Pese a las trabas puestas por los poderes públicos arreados por el PSUV, la organización de ese plebiscito iba viento en popa hasta que el CNE lo suspendió arbitrariamente. También los comicios regionales, que debían realizarse a más tardar a finales de 2016, terminaron siendo pospuestos indefinidamente por la máxima autoridad electoral. Maduro y los demás representantes del PSUV tienen las de perder en votaciones limpias, justas, universales, directas y secretas. Y las fichas de Maduro en el CNE saben que caerían con él si a las urnas realmente se les permitiera hablar.
Maduro y el CNE, destino común
De ahí que cuando Maduro pidió cerillas para quemar las naves –forzando la elección de una Asamblea Nacional Constituyente sin preguntarle al soberano si éste la quería (1.5.2017)– fuera el CNE quien las puso en sus manos. Encabezada por Tibisay Lucena, fue también esa instancia la que le permitió al “hombre fuerte” de Caracas imponer desde un principio requisitos sesgados con miras a impedir que la oposición obtuviera la mayoría de los 545 escaños de la Asamblea Nacional Constituyente. Los adversarios de Maduro declinaron la invitación a competir por las curules, pero no sin desafiar al CNE.
Tras una consulta orquestada por el Parlamento (16.7.2017), según la cual más de siete millones y medio de ciudadanos estaban en contra de la convocatoria de Maduro, Lucena cambió las reglas del juego horas antes de los comicios para garantizar que –por convicción o bajo coacción– no menos de siete millones y medio de personas apoyaran la Asamblea Nacional Constituyente en las urnas: el CNE le dio a los votantes la potestad de sufragar en cualquier local del municipio donde estuvieran inscritos y allanó el camino para más de un vicio electoral. Para empezar, restringió la labor escrutadora de la prensa.
Voto, con “v” de violencia
Procurando hacer viable el proyecto constituyente de Maduro en un tiempo récord de dos meses y para asegurar la hegemonía del PSUV, ya se habían sacrificado las evaluaciones del sistema de sufragio y del padrón electoral, entre otras fases de preparación del proceso, y se había apelado a un gerrymandering descarado.
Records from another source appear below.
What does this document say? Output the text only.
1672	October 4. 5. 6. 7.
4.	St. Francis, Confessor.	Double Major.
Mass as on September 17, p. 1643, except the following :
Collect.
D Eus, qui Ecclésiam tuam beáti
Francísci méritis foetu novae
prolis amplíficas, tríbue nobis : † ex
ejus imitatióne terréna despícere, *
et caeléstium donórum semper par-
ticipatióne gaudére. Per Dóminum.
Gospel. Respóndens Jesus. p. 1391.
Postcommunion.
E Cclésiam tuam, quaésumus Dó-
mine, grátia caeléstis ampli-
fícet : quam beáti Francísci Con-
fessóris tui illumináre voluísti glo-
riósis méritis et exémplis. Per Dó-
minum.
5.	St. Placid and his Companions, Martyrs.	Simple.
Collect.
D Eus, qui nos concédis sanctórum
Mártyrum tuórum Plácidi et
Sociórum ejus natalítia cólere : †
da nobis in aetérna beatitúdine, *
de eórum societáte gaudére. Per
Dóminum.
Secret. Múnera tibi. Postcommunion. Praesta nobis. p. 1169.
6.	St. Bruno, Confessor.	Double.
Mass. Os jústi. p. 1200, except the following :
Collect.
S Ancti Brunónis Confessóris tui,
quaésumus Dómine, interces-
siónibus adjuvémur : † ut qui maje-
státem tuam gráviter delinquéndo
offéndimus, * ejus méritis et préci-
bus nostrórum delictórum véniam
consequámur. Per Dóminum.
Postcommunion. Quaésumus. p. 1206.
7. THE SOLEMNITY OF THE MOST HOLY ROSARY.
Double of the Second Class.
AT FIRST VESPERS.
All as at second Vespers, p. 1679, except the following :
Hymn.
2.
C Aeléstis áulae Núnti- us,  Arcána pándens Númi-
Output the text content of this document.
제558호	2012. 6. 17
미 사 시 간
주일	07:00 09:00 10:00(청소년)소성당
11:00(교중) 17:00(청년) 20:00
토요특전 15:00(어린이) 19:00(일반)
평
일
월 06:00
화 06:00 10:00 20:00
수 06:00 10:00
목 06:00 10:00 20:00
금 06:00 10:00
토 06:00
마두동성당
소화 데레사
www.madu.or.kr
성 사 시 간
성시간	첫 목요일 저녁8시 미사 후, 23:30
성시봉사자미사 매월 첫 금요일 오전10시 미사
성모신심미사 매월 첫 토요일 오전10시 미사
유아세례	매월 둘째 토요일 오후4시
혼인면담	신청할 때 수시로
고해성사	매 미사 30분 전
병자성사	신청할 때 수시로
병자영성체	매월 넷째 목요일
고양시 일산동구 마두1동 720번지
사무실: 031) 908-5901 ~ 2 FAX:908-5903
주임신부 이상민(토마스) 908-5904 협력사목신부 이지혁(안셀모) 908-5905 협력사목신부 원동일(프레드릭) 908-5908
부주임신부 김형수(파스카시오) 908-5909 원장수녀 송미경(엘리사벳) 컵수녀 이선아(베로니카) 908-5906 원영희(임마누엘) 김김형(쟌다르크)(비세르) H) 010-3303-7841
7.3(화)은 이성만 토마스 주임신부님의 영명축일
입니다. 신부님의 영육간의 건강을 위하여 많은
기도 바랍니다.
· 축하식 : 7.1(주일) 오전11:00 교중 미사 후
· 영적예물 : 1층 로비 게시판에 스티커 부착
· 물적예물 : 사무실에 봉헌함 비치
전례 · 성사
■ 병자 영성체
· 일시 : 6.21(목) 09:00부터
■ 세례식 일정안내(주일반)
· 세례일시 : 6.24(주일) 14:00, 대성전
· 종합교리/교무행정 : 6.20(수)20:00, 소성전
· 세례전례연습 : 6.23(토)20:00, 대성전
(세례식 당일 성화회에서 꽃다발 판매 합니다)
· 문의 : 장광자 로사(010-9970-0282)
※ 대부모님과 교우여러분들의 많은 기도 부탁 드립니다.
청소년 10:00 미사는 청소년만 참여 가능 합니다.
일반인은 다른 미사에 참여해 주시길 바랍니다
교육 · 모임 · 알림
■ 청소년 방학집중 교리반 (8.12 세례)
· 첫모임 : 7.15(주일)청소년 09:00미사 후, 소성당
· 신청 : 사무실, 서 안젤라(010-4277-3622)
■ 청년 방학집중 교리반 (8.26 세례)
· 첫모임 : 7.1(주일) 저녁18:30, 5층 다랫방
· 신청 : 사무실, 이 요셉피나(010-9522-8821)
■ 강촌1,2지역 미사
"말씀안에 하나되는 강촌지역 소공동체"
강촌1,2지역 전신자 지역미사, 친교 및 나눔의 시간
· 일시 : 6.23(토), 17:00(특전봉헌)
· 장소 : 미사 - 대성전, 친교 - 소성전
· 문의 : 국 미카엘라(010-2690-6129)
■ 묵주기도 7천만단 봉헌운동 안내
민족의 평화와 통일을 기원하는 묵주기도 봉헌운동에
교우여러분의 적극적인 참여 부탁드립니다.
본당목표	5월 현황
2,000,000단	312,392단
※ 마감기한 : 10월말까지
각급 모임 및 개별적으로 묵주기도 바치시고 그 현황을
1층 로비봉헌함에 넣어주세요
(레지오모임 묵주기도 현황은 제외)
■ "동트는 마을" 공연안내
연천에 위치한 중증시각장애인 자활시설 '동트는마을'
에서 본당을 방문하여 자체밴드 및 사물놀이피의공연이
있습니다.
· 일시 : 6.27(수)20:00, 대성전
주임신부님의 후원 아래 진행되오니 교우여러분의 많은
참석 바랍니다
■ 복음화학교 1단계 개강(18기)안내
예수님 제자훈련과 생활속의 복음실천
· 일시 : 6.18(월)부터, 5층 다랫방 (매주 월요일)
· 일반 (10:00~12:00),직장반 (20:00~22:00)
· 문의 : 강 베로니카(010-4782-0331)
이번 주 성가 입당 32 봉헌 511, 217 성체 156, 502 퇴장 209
A última hora, con el ablandamiento de otros controles, se propició la proliferación de votos múltiples y usurpaciones de identidad. El respaldo de los empleados públicos y de los portadores del “carnet de la patria” –una tarjeta electrónica destinada al control de la transferencia de prestaciones sociales– se buscó mediante coerciones.
Todo esto explica por qué Lucena, presidenta del CNE, figura entre los funcionarios chavistas sancionados por el Departamento del Tesoro de Estados Unidos bajo el cargo de minar la democracia; por qué desde países vecinos y remotos se le pidió al mandamás de Caracas que suspendiera la elección en cuestión; por qué sigue habiendo quien arriesgue su integridad física para protestar contra la violación de la Carta Magna y el desmantelamiento del Estado de derecho en Venezuela; por qué Argentina, Brasil, Canadá, Chile, Colombia, Costa Rica, España, Estados Unidos, Gran Bretaña, México, Panamá y Perú se negaron de antemano a reconocer los resultados de los comicios de este 30 de julio; y por qué tanto Alemania como la Unión Europea deberían sumarse a ese coro. Lucena asegura que 8.089.329 ciudadanos –un 41,53 por ciento de los votantes registrados– participaron en la elección de la Asamblea Nacional Constituyente; pero, aún si así fuera, ¿quién le creería?